August made the understandable though questionable decision to focus on the relationship between Valjean and Javert, which led to two major changes that significantly altered the storyline. First of all, most of the other characters have reduced or even non-existent roles; even the scheming Thénardiers (played by Sacha Baron Cohen and Helena Bonham Carter in the new version) have barely more than a cameo. And [SPOILER ALERT] since the conflict between Valjean and Javert is so key to this new take, the story ends when Javert dies, meaning everything after that point never takes place, including Cosette's wedding. Yeah. Other than eliminating half the characters and the entire ending, though, it's basically the same story.
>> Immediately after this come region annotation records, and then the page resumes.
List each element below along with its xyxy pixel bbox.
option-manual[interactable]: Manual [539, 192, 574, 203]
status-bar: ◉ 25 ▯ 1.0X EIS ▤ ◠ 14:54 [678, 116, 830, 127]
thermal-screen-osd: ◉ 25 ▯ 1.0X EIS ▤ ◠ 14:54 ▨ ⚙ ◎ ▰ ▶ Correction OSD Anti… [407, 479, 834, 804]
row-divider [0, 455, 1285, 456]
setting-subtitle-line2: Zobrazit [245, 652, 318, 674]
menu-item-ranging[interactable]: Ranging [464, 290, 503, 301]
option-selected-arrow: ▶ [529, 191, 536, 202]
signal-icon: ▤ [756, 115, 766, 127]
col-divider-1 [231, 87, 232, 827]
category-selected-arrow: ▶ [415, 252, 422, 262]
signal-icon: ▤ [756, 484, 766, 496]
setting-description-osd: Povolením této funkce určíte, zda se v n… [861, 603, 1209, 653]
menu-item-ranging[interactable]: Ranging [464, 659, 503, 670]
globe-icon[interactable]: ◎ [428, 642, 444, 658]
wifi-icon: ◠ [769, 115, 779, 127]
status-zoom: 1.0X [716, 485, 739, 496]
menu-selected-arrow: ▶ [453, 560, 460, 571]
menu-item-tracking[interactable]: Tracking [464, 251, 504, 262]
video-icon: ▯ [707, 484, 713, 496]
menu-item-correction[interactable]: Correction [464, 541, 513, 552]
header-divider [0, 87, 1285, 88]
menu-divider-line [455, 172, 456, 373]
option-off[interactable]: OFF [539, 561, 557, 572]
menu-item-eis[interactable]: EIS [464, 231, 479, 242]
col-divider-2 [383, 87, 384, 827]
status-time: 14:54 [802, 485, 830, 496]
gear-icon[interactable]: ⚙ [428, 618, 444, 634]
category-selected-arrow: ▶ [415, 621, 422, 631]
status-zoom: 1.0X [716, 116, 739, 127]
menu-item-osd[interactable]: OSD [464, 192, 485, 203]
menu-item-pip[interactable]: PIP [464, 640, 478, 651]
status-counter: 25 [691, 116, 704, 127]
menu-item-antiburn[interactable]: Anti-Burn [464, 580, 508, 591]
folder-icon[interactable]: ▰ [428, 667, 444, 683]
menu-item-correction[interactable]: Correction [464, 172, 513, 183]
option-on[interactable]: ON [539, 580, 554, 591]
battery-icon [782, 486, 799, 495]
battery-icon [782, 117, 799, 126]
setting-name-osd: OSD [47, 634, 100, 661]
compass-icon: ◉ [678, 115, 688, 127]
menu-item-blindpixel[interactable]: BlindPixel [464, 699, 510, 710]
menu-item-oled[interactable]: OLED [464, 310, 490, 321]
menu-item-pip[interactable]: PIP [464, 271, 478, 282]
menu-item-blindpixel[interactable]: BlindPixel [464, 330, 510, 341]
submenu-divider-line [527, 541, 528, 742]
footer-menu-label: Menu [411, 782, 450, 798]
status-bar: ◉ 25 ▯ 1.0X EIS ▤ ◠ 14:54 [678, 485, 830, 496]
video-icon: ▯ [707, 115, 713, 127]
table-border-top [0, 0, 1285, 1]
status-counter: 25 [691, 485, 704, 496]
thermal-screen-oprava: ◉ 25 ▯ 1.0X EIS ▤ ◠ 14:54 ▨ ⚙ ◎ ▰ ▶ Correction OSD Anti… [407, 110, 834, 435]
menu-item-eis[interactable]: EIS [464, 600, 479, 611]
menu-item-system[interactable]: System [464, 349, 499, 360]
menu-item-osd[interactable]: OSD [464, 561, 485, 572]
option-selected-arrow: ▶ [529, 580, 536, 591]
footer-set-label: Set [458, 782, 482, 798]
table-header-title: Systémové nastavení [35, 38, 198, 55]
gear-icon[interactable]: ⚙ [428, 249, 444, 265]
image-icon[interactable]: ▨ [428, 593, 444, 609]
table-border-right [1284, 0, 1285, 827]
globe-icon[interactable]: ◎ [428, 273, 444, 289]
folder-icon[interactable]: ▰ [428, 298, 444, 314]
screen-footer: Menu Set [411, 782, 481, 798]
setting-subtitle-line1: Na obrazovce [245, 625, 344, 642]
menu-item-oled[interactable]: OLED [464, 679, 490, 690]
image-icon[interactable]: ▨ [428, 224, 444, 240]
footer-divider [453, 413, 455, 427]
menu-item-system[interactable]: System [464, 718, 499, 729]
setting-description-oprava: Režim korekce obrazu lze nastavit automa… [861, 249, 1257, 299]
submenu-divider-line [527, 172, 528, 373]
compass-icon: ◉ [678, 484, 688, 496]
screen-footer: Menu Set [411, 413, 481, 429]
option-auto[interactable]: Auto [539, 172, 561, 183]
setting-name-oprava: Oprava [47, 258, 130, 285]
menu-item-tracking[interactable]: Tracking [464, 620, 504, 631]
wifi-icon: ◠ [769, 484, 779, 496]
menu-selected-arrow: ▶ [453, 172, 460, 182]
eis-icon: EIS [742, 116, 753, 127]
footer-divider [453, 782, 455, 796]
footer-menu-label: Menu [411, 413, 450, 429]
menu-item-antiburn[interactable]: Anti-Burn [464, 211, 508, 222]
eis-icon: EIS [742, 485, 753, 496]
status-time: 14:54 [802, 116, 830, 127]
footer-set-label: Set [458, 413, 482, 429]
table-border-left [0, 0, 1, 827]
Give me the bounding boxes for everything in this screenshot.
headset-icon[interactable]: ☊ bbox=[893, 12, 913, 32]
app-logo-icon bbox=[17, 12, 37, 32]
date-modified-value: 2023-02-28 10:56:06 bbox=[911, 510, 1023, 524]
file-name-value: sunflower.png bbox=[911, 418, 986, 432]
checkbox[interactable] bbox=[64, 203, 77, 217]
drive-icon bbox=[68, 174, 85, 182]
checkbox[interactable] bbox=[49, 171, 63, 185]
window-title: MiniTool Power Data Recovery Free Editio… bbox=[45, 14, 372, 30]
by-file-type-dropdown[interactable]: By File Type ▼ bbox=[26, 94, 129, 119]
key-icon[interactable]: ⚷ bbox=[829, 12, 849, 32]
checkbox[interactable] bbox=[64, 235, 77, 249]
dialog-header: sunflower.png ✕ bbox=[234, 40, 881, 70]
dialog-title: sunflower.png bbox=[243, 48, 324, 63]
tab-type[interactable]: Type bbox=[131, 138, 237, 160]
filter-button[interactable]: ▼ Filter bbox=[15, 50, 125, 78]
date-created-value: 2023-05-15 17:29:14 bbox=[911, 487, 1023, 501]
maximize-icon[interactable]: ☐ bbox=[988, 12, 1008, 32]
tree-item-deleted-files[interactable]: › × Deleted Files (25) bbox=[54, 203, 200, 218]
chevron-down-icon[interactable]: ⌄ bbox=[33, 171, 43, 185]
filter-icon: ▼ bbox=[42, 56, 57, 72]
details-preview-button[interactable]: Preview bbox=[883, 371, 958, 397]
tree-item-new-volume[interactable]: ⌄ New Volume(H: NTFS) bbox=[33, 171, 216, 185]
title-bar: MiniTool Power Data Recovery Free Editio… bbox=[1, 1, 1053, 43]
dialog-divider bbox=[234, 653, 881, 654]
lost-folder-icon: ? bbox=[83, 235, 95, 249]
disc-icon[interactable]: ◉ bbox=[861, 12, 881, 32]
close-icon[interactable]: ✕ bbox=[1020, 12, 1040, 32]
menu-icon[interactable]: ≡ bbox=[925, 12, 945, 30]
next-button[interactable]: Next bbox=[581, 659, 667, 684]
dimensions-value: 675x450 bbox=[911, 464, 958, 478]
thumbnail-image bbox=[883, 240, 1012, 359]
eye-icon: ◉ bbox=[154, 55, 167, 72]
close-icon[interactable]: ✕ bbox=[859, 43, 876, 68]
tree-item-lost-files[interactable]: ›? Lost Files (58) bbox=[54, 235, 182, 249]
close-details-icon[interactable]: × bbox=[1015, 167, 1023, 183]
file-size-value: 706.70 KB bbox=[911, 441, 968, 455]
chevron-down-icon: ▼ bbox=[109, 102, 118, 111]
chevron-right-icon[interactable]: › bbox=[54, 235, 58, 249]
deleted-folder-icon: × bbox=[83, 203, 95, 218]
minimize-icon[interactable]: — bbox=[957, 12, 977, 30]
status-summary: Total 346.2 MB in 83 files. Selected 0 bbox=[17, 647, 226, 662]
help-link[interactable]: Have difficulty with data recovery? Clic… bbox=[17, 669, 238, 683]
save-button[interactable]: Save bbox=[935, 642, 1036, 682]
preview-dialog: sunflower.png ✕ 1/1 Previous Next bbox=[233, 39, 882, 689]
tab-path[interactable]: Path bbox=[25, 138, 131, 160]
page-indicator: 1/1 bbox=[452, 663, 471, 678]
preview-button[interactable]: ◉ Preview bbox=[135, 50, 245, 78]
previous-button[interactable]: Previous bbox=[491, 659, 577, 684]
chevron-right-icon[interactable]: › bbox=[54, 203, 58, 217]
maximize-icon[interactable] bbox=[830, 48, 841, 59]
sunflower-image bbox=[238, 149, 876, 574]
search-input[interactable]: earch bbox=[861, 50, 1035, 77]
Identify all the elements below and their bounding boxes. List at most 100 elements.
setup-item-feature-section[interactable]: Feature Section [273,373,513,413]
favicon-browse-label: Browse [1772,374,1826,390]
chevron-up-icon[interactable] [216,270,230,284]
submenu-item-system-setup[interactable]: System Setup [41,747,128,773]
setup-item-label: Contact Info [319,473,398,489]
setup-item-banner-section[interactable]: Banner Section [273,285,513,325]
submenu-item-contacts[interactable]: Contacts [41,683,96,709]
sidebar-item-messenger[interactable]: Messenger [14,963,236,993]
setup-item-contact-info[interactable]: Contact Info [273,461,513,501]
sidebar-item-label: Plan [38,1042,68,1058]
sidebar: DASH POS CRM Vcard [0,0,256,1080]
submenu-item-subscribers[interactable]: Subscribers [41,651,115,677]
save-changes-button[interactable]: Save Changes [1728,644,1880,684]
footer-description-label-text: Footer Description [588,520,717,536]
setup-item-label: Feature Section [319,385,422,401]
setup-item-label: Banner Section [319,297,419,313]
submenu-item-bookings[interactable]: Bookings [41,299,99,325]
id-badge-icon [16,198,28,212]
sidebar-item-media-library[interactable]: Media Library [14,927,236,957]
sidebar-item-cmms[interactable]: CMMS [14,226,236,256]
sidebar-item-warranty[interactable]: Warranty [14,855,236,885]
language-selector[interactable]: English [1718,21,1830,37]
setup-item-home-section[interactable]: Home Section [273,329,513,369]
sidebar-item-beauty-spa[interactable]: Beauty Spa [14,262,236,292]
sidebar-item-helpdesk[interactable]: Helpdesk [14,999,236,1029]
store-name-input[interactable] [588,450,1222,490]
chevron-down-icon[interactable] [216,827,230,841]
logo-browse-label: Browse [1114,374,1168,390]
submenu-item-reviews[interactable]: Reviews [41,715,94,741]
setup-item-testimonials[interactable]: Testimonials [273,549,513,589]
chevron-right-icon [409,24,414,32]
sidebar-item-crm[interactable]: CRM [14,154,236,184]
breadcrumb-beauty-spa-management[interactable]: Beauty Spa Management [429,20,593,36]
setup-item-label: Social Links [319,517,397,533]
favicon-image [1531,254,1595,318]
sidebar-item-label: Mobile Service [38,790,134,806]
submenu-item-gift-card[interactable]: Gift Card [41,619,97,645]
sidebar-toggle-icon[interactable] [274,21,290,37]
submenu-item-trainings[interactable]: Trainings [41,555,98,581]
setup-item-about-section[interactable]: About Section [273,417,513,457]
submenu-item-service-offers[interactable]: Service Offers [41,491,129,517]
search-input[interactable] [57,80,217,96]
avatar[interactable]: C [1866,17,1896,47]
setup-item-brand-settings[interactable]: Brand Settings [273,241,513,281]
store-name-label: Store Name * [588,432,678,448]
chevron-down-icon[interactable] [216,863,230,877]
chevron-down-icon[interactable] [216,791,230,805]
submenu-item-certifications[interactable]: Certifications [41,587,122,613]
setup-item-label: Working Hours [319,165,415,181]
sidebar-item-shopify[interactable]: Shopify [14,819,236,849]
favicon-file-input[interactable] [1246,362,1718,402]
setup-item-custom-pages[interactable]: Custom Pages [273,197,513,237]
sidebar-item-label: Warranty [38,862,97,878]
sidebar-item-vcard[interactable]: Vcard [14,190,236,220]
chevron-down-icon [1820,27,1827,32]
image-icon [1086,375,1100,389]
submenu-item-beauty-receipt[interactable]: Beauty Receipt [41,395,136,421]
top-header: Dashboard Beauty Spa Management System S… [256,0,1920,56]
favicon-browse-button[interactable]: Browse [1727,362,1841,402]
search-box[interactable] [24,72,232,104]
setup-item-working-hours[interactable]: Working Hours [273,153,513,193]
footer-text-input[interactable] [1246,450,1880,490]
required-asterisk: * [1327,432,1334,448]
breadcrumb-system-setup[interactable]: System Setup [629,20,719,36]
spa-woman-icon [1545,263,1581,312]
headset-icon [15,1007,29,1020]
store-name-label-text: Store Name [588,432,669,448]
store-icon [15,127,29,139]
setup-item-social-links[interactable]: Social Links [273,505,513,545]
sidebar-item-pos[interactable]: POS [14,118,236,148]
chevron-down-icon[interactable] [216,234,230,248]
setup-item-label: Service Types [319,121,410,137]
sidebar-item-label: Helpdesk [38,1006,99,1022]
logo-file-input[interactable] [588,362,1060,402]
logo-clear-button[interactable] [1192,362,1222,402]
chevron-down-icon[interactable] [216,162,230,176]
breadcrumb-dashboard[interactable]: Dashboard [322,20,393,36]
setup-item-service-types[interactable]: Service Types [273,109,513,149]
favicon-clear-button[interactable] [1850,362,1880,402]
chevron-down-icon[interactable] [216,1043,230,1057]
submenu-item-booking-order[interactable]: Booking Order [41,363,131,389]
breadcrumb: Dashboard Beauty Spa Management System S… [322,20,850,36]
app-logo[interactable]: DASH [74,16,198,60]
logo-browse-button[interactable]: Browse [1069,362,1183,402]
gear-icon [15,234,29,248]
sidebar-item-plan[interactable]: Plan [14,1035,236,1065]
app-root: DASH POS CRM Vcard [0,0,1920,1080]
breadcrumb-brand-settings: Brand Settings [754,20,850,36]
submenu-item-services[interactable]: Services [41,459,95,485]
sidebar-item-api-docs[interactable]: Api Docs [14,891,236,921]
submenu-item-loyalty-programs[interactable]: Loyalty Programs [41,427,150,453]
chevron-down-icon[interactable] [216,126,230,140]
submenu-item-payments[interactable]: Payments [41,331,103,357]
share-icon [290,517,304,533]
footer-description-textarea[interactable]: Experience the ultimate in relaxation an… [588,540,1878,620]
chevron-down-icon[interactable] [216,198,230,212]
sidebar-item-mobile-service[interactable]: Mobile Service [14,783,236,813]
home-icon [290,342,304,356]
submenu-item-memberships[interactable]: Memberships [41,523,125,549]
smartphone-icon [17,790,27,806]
So what happens when you take a beloved story (even if it's greatly altered), add in an Oscar-winning director and film it with a top notch, A-list superstar cast? Not what you might expect, actually; when "Les Misérables" hit theaters, it debuted in a distant fourth place at the box office before fading quickly and disappearing from sight. Overall, despite getting generally positive reviews, the 1998 "Les Misérables" earned only $14.1 million domestically and was completely ignored during award season.
All of which just goes to show that if you want to make "Les Misérables," there's one element that's more important than the director or the stars or even the story: the music. And that's why this time around, "Les Misérables" looks to be, finally, unforgettable.